Histologically, most extraskeletal chondromas have a mature hyaline cartilaginous appearance, and approximately one-third exhibit focal or diffuse calcification. In our patient, diffuse prominent calcification and fibrohistiocytic reaction obscured the chondroid appearance (hyaline cartilaginous matrix and lacuna of chondrocyte). These findings made this case mimic tumoral calcinosis and made the diagnosis difficult. It is important to detect cartilage with careful observation for the differentiation between tumoral calcinosis and an extraskeletal chondroma. Immunohistochemically, chondrocytes are positive for S100, while epithelial and myoepithelial cells, which are not typically present in chondromas, are negative for S100. In the current case, there were cells that were weakly positive for S100, but there were no epithelial or basal cells that were positive for CK and p63. In addition, the von Kossa stain was positive; therefore, the current patient was diagnosed as having a chondroma with prominent calcification.
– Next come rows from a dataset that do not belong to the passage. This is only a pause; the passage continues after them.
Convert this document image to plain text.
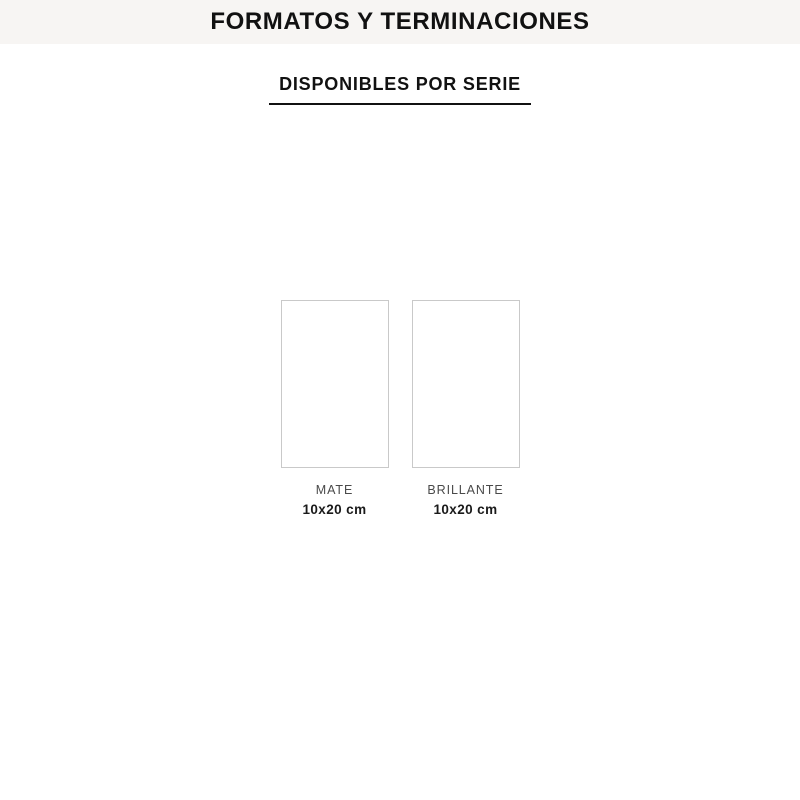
FORMATOS Y TERMINACIONES
DISPONIBLES POR SERIE
MATE
10x20 cm
BRILLANTE
10x20 cm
Moreover, this case was considered a juxta-articular or periosteal chondroma in close proximity to the TMJ because it was located posterolaterally to the mandibular condyle and had no contact with the articular surface.
Fine-needle aspiration cytology is a useful and less-invasive examination for the preoperative diagnosis for head and neck neoplasms, even for cartilaginous tumors. The
WHO Classification of Tumours (5th Edition), Soft Tissue and Bone Tumours, 2020, describes findings on the cytology of cartilagenous tumors [
20]. If a tumor contains both mucinous and liquid regions, it is possible to prepare specimens for cytological evaluation from both regions. The general cytological appearance of a chondroma comprises tumor cells with small pyknotic nuclei with a hyaline-like cartilage matrix. In our patient, however, the tumor was stony hard and consisted only of solid components and calcifications; thus, a sufficient number of cells could not be obtained by-fine needle aspiration for diagnosis.
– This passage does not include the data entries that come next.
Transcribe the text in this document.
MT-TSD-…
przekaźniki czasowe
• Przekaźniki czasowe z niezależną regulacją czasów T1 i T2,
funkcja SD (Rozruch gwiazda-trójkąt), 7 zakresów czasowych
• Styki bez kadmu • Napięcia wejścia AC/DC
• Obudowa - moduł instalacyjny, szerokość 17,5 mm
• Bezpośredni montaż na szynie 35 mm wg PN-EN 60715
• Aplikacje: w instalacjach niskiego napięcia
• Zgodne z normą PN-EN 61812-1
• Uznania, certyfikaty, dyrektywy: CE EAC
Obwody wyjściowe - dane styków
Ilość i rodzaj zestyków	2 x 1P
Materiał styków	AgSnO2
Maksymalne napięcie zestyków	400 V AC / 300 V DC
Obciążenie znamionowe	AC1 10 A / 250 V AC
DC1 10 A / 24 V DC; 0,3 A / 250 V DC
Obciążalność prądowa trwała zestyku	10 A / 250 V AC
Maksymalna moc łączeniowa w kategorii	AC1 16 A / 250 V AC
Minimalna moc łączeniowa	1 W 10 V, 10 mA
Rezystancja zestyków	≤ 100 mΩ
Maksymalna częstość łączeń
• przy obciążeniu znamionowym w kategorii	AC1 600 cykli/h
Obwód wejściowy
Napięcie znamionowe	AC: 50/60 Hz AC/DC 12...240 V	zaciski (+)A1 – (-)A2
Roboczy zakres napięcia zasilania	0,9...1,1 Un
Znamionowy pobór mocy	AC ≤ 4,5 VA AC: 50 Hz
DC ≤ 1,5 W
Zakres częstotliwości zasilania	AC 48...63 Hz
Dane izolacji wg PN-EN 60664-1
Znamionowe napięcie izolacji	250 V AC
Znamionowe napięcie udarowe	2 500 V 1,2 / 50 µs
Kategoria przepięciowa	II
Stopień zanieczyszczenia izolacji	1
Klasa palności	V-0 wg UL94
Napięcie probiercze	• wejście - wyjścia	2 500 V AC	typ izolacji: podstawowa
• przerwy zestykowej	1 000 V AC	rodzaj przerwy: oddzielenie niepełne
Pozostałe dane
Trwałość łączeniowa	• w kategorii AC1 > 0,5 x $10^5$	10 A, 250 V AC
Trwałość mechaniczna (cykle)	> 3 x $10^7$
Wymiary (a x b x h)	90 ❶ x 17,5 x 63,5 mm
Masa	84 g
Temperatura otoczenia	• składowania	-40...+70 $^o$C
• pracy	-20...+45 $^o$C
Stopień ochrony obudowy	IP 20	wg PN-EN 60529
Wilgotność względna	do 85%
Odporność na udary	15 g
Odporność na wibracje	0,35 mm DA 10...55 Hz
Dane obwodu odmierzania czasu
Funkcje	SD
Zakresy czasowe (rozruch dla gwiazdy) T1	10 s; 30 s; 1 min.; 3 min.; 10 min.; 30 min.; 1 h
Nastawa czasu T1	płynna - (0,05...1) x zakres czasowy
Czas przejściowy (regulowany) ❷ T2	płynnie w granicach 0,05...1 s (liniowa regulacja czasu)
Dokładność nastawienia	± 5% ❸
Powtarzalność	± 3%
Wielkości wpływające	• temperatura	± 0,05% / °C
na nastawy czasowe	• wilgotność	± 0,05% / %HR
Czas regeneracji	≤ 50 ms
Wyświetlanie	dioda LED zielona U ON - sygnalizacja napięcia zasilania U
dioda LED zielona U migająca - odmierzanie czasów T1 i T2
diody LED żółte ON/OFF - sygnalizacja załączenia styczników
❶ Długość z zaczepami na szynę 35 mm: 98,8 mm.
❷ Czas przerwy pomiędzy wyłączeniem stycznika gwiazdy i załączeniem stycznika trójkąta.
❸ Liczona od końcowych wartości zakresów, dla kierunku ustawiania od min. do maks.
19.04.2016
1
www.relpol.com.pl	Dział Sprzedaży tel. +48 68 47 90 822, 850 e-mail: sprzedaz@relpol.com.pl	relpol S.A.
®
As a policy for surgery, we decided to treat using the same strategy for benign tumors of the parotid gland because of the relatively high recurrence rate of chondromas, including other sites in previous reports. Additionally, some pleomorphic adenomas are accompanied by calcification within the tumors [
11,
21], which makes preoperative diagnosis difficult. In this case, although there was no parotid tissue on the upper side of the tumor, the exposed capsule was preserved. On the other hand, the caudal side was located in the upper pole of the parotid gland. We were able to completely remove the lesion by resecting it, including the normal tissue of the upper pole of the parotid gland. Preservation of the temporal branch of the facial nerve is important when performing surgery for tumors around the temporomandibular joint due to the anatomical positional relationship. In our patient, the nerve was extensively in contact with the tumor, requiring careful detachment. The nerve monitoring system worked effectively for saving this thin nerve. Local surgical resection is our recommended treatment; however, as chondromas are very rare, an accumulation of cases is necessary to define the most appropriate treatment.